I think you got it right.
All you have to do is change the amounts of revenue that you expect to receive during any given period. For the lowwater mark, use a conservative, low forecast. Let's say 5 million. And for the highwater mark, use high numbers. Maybe 10 million in revenues. Also, bear in mind, that high revenues usually require high expenses (higher cost of goods sold, higher marketing expenses,... and so on). You can't simply increase revenues without increasing expenses or viceversa.
I would also add a third and more realistic scenario of expected revenues based on the industry.
I'm not a financial analyst myself but I discussed this with one.

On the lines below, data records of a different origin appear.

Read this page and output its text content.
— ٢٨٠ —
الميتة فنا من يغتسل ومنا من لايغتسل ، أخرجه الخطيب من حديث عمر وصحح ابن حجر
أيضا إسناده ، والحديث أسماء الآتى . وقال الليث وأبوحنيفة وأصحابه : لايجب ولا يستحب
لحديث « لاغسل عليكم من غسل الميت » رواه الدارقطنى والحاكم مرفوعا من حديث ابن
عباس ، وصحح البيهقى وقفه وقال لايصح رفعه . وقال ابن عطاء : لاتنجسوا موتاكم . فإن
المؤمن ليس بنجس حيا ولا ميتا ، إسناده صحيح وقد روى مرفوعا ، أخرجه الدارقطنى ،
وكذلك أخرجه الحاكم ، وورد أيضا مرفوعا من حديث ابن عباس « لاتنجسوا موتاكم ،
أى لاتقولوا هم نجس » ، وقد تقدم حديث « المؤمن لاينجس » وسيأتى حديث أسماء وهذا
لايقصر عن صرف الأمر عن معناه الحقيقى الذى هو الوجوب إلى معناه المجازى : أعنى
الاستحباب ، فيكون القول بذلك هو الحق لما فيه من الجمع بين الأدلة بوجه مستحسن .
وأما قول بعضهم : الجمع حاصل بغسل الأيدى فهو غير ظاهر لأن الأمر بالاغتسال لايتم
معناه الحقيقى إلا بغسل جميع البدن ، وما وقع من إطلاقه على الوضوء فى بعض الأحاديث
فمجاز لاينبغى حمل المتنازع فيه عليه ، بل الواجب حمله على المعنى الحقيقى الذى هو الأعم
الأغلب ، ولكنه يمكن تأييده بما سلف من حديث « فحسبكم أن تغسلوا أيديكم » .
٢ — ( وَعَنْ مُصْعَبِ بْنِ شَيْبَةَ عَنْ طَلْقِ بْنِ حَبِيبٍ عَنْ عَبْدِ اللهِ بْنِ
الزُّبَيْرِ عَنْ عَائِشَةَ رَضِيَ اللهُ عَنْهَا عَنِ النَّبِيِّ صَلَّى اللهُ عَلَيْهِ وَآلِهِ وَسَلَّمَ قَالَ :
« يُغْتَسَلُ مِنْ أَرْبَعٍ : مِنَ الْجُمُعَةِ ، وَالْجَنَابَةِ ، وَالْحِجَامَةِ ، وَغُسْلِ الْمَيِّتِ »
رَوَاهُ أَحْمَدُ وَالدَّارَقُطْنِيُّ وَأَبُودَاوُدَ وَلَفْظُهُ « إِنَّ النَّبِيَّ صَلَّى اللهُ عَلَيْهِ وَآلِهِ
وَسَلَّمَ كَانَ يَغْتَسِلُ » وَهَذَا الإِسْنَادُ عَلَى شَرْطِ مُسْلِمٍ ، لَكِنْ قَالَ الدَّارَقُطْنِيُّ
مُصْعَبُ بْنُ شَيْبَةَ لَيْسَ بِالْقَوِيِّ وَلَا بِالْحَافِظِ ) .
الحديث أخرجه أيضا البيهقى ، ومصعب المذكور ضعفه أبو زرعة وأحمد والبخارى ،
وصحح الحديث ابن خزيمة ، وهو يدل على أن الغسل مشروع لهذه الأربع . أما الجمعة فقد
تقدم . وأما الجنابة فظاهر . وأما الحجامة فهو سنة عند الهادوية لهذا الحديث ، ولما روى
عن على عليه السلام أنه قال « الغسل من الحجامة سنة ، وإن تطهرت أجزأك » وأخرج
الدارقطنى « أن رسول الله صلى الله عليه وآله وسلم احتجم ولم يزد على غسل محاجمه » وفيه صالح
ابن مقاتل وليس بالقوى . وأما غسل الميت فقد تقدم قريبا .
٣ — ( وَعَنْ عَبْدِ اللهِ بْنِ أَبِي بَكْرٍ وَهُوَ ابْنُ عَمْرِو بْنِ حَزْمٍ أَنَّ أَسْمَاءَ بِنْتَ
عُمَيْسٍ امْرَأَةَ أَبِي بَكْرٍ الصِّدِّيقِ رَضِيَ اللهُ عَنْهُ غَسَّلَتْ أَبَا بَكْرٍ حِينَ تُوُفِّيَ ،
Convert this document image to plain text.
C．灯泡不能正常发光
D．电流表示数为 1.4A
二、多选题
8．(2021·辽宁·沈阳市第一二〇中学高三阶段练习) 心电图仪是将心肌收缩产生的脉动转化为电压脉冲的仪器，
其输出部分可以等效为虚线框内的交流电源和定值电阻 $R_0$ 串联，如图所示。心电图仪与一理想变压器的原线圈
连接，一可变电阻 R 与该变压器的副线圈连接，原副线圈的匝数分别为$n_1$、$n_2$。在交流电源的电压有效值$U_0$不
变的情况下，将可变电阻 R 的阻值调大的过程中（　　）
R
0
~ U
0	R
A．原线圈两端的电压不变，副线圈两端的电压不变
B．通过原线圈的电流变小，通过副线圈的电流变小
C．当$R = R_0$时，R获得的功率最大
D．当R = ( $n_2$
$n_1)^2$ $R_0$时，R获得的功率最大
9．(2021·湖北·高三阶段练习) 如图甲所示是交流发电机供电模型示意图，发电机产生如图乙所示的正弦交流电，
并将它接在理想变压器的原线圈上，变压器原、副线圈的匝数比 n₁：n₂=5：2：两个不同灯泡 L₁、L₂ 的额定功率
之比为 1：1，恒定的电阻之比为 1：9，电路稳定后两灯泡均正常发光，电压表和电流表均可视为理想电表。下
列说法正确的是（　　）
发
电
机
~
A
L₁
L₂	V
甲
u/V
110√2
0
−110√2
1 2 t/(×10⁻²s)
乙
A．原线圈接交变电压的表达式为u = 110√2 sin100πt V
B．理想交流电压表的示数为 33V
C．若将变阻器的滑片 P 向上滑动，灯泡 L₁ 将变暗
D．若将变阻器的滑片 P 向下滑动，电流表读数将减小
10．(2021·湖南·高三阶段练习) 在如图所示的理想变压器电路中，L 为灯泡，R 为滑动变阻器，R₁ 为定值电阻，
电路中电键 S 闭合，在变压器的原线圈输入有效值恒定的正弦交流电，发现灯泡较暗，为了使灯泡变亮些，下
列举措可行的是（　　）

Financial analysts usually build a model of revenues and profits as a function of various inputs (e.g. number of customers, financing costs, inflation). The revenue depends on a number of inputs, and the sensitivity analysis attempts to figure out which inputs cause the most change in revenue - in other words, which variables it's most sensitive to.
It's useful to do it because it may allow you to get a bit of insight into the risks in your forecast.
When you have the model explicitly defined, it also makes it easier to find the high and low watermarks for your forecast.